Sin lluvia desde hace más de un año en los campos del Bajo Aragón(se abre en una nueva ventana) turolense hay que recoger la almendra antes de lo previsto. Es una variedad de ciclo corto, la soleta, que plantan cada vez más agricultores, junto a otras más tradicionales en la zona como la largueta y la marcona. "Es una almendra alargada, lo que pasa que este año se ha quedado muy pequeña por la sequía, y luego se están plantando variedades nuevas.
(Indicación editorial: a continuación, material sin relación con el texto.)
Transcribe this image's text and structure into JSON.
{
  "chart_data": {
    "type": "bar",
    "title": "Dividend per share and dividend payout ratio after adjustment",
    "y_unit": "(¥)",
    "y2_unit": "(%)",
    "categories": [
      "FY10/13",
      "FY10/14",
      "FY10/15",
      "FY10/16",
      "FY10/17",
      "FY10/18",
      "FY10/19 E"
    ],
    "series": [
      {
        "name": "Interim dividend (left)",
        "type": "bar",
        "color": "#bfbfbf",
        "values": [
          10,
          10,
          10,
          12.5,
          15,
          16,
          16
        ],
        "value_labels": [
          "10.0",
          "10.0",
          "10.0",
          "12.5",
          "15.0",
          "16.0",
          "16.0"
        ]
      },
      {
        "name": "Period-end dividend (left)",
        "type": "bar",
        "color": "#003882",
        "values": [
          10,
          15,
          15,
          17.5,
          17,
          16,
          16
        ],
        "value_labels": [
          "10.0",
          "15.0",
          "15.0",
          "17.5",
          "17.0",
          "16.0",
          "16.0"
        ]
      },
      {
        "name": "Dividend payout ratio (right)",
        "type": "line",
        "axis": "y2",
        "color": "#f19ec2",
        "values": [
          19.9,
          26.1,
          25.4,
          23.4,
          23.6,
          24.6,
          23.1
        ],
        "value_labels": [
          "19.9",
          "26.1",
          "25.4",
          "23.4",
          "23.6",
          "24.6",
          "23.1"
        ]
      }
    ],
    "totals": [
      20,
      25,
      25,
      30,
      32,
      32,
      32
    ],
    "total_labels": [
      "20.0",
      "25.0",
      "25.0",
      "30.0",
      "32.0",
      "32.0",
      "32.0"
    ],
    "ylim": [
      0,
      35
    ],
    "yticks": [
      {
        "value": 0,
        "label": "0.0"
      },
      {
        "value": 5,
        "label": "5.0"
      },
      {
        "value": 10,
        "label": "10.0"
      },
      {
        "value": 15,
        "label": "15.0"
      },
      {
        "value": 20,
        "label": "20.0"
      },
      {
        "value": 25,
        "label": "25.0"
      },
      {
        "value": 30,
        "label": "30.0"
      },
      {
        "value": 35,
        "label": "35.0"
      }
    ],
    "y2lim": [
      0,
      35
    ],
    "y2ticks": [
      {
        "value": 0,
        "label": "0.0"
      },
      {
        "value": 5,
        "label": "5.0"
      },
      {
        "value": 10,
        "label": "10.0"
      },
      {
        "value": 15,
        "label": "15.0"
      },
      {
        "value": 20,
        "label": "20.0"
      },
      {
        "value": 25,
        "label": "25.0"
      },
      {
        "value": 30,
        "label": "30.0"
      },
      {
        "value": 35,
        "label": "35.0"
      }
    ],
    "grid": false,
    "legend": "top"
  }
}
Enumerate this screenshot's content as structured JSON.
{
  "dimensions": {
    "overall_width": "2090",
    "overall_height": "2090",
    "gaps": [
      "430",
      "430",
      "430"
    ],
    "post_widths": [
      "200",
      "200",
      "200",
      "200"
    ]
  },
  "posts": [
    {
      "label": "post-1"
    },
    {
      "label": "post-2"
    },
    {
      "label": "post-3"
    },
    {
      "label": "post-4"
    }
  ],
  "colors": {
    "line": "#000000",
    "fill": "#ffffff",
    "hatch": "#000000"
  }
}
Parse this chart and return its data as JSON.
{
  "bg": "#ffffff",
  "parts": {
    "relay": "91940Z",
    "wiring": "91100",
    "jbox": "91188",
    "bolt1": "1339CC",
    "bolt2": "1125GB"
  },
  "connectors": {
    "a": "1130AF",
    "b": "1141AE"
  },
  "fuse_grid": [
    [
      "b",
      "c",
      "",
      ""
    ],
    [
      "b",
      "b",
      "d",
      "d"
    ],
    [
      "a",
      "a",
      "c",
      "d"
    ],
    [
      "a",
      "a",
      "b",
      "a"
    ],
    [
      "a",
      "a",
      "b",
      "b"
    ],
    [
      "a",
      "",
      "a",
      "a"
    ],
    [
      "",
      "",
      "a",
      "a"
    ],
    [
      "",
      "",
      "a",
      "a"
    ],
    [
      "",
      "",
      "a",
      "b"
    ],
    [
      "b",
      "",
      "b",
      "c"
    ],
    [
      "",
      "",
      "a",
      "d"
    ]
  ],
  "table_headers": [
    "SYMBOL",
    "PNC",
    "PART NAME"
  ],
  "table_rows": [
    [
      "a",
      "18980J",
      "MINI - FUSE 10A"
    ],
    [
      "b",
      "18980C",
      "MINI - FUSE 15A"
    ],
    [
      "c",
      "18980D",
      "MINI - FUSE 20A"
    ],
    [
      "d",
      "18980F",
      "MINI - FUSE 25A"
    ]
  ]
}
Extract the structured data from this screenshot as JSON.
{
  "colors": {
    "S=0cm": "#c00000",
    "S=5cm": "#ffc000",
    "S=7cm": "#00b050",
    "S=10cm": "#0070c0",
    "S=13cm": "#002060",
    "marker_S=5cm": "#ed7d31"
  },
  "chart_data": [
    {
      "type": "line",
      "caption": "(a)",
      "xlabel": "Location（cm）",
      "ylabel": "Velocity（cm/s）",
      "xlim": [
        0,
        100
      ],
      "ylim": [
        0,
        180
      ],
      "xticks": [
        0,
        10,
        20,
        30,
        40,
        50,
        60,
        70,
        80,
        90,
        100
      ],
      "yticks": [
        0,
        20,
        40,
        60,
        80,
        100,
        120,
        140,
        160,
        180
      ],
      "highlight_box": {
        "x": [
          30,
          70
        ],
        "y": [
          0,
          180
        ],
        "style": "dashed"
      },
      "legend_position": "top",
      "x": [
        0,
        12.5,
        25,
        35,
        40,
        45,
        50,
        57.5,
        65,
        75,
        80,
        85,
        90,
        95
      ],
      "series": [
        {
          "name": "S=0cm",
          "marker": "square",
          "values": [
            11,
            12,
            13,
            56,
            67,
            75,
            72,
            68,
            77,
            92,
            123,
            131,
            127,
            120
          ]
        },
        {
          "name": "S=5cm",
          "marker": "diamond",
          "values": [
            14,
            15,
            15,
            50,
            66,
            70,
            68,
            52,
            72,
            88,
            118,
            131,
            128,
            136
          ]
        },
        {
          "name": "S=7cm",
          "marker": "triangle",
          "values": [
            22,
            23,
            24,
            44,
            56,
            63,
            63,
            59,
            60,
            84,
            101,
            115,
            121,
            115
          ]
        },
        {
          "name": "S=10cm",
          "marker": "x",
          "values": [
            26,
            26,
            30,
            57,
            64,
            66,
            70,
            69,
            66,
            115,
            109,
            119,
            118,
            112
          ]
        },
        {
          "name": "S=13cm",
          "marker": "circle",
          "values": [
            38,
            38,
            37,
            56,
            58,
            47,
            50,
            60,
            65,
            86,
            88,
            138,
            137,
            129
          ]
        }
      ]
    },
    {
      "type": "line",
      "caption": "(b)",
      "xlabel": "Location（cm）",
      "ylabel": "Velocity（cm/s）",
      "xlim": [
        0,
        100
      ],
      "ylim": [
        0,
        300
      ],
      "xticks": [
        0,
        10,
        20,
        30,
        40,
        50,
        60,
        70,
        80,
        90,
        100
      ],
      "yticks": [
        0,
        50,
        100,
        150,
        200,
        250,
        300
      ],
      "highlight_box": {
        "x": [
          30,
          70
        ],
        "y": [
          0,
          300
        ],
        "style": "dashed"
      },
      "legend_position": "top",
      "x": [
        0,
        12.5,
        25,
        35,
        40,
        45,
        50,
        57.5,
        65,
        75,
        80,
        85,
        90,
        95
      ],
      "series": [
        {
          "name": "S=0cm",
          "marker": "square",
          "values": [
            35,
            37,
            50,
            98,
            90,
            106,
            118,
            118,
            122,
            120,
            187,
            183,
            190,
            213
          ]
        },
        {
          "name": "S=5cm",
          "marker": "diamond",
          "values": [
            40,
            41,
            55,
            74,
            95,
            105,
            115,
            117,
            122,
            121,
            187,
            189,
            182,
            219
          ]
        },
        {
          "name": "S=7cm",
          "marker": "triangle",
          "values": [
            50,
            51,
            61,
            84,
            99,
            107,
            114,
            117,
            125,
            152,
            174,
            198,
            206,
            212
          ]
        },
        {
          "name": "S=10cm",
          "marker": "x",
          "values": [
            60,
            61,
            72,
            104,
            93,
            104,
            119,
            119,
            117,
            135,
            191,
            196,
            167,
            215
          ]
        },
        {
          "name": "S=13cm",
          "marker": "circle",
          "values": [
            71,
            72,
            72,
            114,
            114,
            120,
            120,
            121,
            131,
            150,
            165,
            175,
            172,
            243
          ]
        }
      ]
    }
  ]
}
Nosotros tenemos mardía, que es la que más tarde florece, sobre todo en los sitios hondos donde más hiela, allí se está plantando mardía" dice Santiago Andreu, secretario provincial de UAGA en Teruel.
En esa zona del Bajo Aragón se podrían recoger hasta 10.000 toneladas, pero la sequía de este verano ha hecho que algunas almendras salgan sin fruto, por eso, dicen, no se alcanzarán las 7.000 toneladas.
La falta de lluvias y las altas temperaturas de este invierno también afectan a las cosechas de la zona de Belchite, Caspe o Calaceite. Allí, calculan un 30% menos de lo previsto inicialmente.
"Lo que es la margen izquierda está mejor, como todos los cultivos, pero lo que es la margen derecha está peor. Hay mucha almendra que se está quedando sin pepita" señala Andreu.
Este año, se pagan a cuatro euros el kilo, con lo que, aseguran, "apenas se cubren costes de producción". "Se están arrancando almendros y poniendo olivos en superintensivo, que al segundo año ya te hace unas producciones razonables" afirma Andreu.
Otra preocupación derivada de la sequía es la falta de producción en los árboles porque se están secando y muriendo. En esa zona calculan que este año se habrán secado el 20% de los árboles.